Price is a marine biologist who, in this "manifesto for an overwound world", tries to generalise what he has learned into an argument about our flawed relationship with new technology. Our relentless search for efficiency gains, he argues, blinds us to the value of robustness and the durability of the system. Natural ecosystems, he says, are better at it; think of the coral reefs which function as breakwaters.

With our tinkering with technology to make things more efficient, much of the "slack" has been whittled away. The hi-tech buffers supposed to protect New Orleans from Hurricane Katrina were no substitute for nature's own defences – the wetlands around the city which had been undermined.

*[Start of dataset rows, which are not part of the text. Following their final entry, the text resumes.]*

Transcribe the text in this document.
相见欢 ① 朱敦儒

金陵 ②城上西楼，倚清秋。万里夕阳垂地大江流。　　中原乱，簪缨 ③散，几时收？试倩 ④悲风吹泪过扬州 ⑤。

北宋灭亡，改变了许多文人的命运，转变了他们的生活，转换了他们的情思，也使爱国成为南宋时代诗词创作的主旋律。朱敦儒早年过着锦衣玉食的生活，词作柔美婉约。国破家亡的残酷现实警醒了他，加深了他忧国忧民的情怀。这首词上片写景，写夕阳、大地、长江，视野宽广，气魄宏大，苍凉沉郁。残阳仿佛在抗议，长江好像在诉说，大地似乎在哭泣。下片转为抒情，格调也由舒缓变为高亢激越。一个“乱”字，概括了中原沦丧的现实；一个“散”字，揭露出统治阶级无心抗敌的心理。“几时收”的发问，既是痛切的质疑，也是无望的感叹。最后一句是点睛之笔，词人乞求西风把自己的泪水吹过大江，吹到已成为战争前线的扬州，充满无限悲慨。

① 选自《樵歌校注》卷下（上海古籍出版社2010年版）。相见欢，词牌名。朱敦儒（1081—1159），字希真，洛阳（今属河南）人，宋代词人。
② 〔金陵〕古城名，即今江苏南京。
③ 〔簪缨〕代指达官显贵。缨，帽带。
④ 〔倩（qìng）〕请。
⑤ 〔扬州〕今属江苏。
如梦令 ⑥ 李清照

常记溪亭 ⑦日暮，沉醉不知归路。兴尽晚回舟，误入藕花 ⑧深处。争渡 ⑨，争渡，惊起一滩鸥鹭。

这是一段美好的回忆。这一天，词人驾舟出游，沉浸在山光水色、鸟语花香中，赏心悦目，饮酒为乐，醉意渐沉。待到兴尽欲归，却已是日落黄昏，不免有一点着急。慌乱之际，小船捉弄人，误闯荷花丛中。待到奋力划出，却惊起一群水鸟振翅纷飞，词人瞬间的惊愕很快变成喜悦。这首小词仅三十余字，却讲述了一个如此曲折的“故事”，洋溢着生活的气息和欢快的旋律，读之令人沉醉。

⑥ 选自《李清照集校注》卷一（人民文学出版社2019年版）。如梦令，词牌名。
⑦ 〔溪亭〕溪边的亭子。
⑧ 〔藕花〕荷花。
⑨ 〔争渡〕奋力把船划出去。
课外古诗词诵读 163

Price's general argument is sound; it suggests that if we did things a little more slowly and without too much gadgetry, we would be better off. He is right that many indicators of performance are short-sighted and self-defeating.

The problem is that Price's book promises a general theory of Slow-Tech but gets bogged down in the marine biology, his area of expertise. His view is that humans need to be aware we are embedded within systems with their own internal robustness. He subscribes to James Lovelock's Gaia hypothesis, a shaky series of tenets about the interconnectedness of everything on earth, and thinks almost anything can be seen to function as an ecosystem in equilibrium with itself. This systems-thinking owes much more to the disciplines of cybernetics and engineering to a profound understanding of nature, however. Nature is more savage and wondrous than systems theory allows, and just as likely to upset the applecart as to maintain an equilibrium.